The next step is to apply our model to the test set, the survey with incomplete responses.
# import the dataset with incomplete responses
SurveyIncomplete <- read_csv("~/Documents/Data Science/Data Analytics and Big Data/Predicting Customer Preferences/SurveyIncomplete.csv")
## Parsed with column specification:
## cols(
## salary = col_double(),
## age = col_double(),
## elevel = col_double(),
## car = col_double(),
## zipcode = col_double(),
## credit = col_double(),
## brand = col_double()
## )
# inspect the first few rows
print.data.frame(head(SurveyIncomplete))
## salary age elevel car zipcode credit brand
## 1 150000.00 76 1 3 3 377980.1 1
## 2 82523.84 51 1 8 3 141657.6 0
## 3 115646.64 34 0 10 2 360980.4 1
## 4 141443.39 22 3 18 2 282736.3 1
## 5 149211.27 56 0 5 3 215667.3 1
## 6 46202.25 26 4 12 1 150419.4 1
Notice the similarity between the training and test sets? Both the complete and incomplete surveys were conducted using the same questions and possible answers. However, we modified some attributes back in the preprocessing step.
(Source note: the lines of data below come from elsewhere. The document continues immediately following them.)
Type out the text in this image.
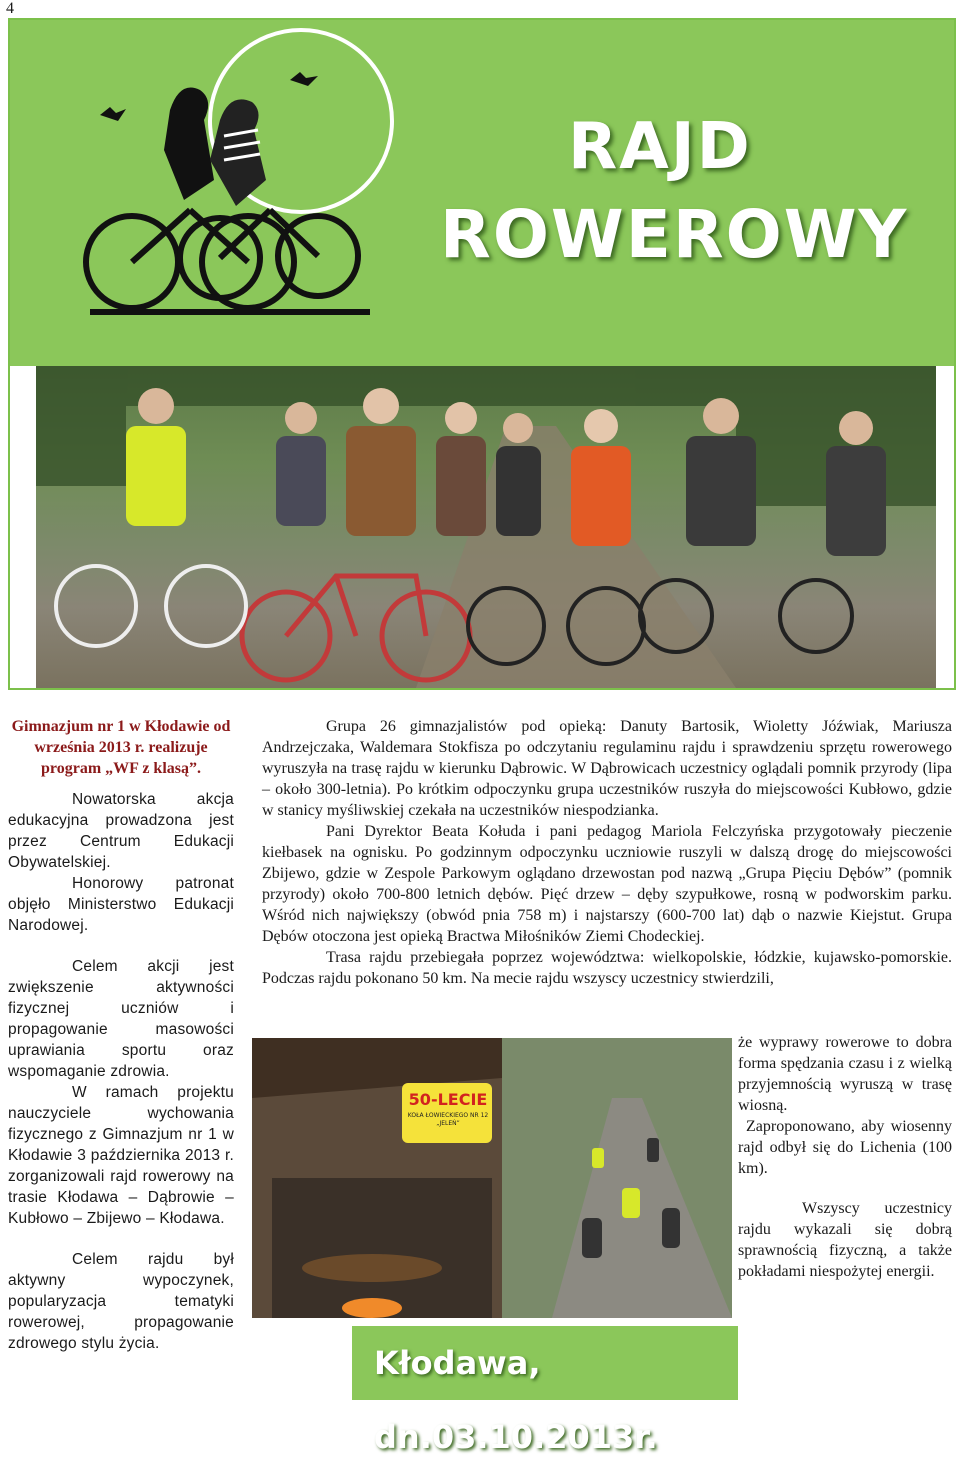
4
RAJD
ROWEROWY

Gimnazjum nr 1 w Kłodawie od września 2013 r. realizuje program „WF z klasą”.

Nowatorska akcja edukacyjna prowadzona jest przez Centrum Edukacji Obywatelskiej.

Honorowy patronat objęło Ministerstwo Edukacji Narodowej.

Celem akcji jest zwiększenie aktywności fizycznej uczniów i propagowanie masowości uprawiania sportu oraz wspomaganie zdrowia.

W ramach projektu nauczyciele wychowania fizycznego z Gimnazjum nr 1 w Kłodawie 3 października 2013 r. zorganizowali rajd rowerowy na trasie Kłodawa – Dąbrowie – Kubłowo – Zbijewo – Kłodawa.

Celem rajdu był aktywny wypoczynek, popularyzacja tematyki rowerowej, propagowanie zdrowego stylu życia.

Grupa 26 gimnazjalistów pod opieką: Danuty Bartosik, Wioletty Jóźwiak, Mariusza Andrzejczaka, Waldemara Stokfisza po odczytaniu regulaminu rajdu i sprawdzeniu sprzętu rowerowego wyruszyła na trasę rajdu w kierunku Dąbrowic. W Dąbrowicach uczestnicy oglądali pomnik przyrody (lipa – około 300-letnia). Po krótkim odpoczynku grupa uczestników ruszyła do miejscowości Kubłowo, gdzie w stanicy myśliwskiej czekała na uczestników niespodzianka.

Pani Dyrektor Beata Kołuda i pani pedagog Mariola Felczyńska przygotowały pieczenie kiełbasek na ognisku. Po godzinnym odpoczynku uczniowie ruszyli w dalszą drogę do miejscowości Zbijewo, gdzie w Zespole Parkowym oglądano drzewostan pod nazwą „Grupa Pięciu Dębów” (pomnik przyrody) około 700-800 letnich dębów. Pięć drzew – dęby szypułkowe, rosną w podworskim parku. Wśród nich największy (obwód pnia 758 m) i najstarszy (600-700 lat) dąb o nazwie Kiejstut. Grupa Dębów otoczona jest opieką Bractwa Miłośników Ziemi Chodeckiej.

Trasa rajdu przebiegała poprzez województwa: wielkopolskie, łódzkie, kujawsko-pomorskie. Podczas rajdu pokonano 50 km. Na mecie rajdu wszyscy uczestnicy stwierdzili,

że wyprawy rowerowe to dobra forma spędzania czasu i z wielką przyjemnością wyruszą w trasę wiosną.

Zaproponowano, aby wiosenny rajd odbył się do Lichenia (100 km).

Wszyscy uczestnicy rajdu wykazali się dobrą sprawnością fizyczną, a także pokładami niespożytej energii.

50-LECIE
KOŁA ŁOWIECKIEGO NR 12 „JELEŃ”
Kłodawa, dn.03.10.2013r.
These changes must also be done to our test set for the model to function properly.
# convert the following attributes to factors
SurveyIncomplete$brand <- as.factor(SurveyIncomplete$brand)
SurveyIncomplete$car <- as.factor(SurveyIncomplete$car)
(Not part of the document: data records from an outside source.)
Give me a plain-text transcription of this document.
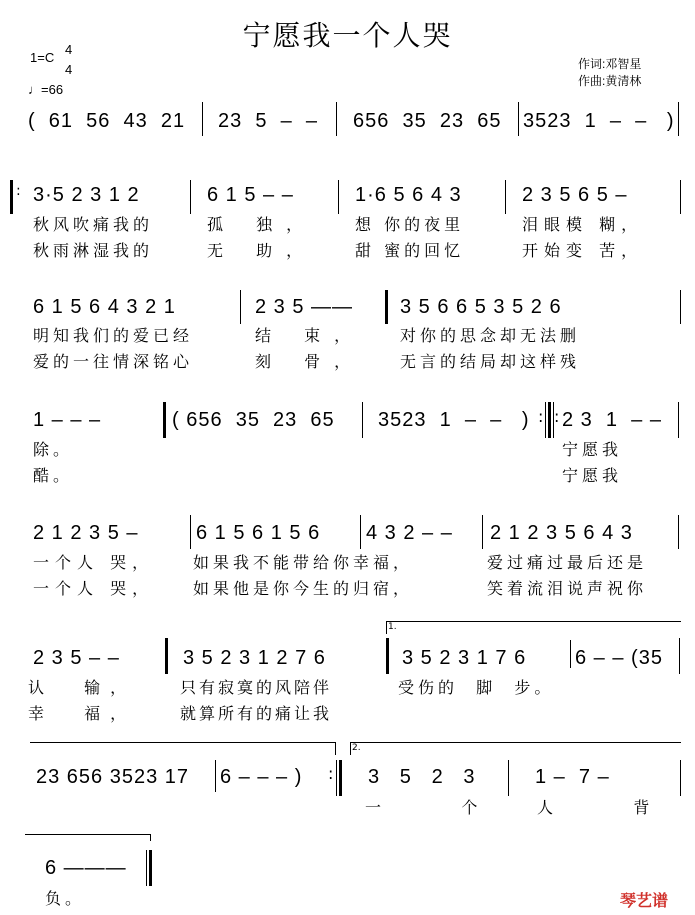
宁愿我一个人哭
1=C
4
4
♩=66
作词:邓智星
作曲:黄清林
(  61  56  43  21 23  5  –  – 656  35  23  65 3523  1  –  –   )
: 3·5 2 3 1 2
秋风吹痛我的
秋雨淋湿我的
6 1 5 – –
孤 独，
无 助，
1·6 5 6 4 3
想 你的夜里
甜 蜜的回忆
2 3 5 6 5 –
泪眼模 糊，
开始变 苦，
6 1 5 6 4 3 2 1
明知我们的爱已经
爱的一往情深铭心
2 3 5 ——
结 束，
刻 骨，
3 5 6 6 5 3 5 2 6
对你的思念却无法删
无言的结局却这样残
1 – – –
除。
酷。
( 656  35  23  65 3523  1  –  –   ) : : 2 3  1  – –
宁愿我
宁愿我
2 1 2 3 5 –
一个人 哭，
一个人 哭，
6 1 5 6 1 5 6
如果我不能带给你幸福，
如果他是你今生的归宿，
4 3 2 – – 2 1 2 3 5 6 4 3
爱过痛过最后还是
笑着流泪说声祝你
1.
2 3 5 – –
认  输，
幸  福，
3 5 2 3 1 2 7 6
只有寂寞的风陪伴
就算所有的痛让我
3 5 2 3 1 7 6
受伤的  脚  步。
6 – – (35
2.
23 656 3523 17 6 – – – ) : 3   5   2   3
一    个
1 –  7 –
人    背
6 ———
负。	琴艺谱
SurveyIncomplete$elevel <- as.ordered(SurveyIncomplete$elevel)
SurveyIncomplete$zipcode <- as.factor(SurveyIncomplete$zipcode)
# verify data structure of variables
str(SurveyIncomplete)
## Classes 'spec_tbl_df', 'tbl_df', 'tbl' and 'data.frame': 5000 obs. of 7 variables:
## $ salary : num 150000 82524 115647 141443 149211 ...
## $ age : num 76 51 34 22 56 26 64 50 26 46 ...
## $ elevel : Ord.factor w/ 5 levels "0"<"1"<"2"<"3"<..: 2 2 1 4 1 5 4 4 3 4 ...
## $ car : Factor w/ 20 levels "1","2","3","4",..: 3 8 10 18 5 12 1 9 3 18 ...
## $ zipcode: Factor w/ 9 levels "0","1","2","3",..: 4 4 3 3 4 2 3 1 5 7 ...
## $ credit : num 377980 141658 360980 282736 215667 ...
## $ brand : Factor w/ 2 levels "0","1": 2 1 2 2 2 2 2 2 2 1 ...
## - attr(*, "spec")=
## .. cols(
## .. salary = col_double(),
## .. age = col_double(),
## .. elevel = col_double(),
## .. car = col_double(),
## .. zipcode = col_double(),
## .. credit = col_double(),
## .. brand = col_double()
## .. )
At last, we can use the predict function and our best model to make predictions about brand preference!
# predict brand preference
PredictionsBrand <- predict(c50Fit1, SurveyIncomplete)
With the summary function and our prediction object, we can finally learn how many individuals are predicted to prefer Sony and Acer.
# computer brand preference
summary(PredictionsBrand)
## 0 1
## 1938 3062
Based on our predictions, most customers will prefer a Sony computer. If we add the fully answered surverys and the predictions together, Sony comes out on top as well. With this information, the fictional sales team can begin to work on their product selection strategy.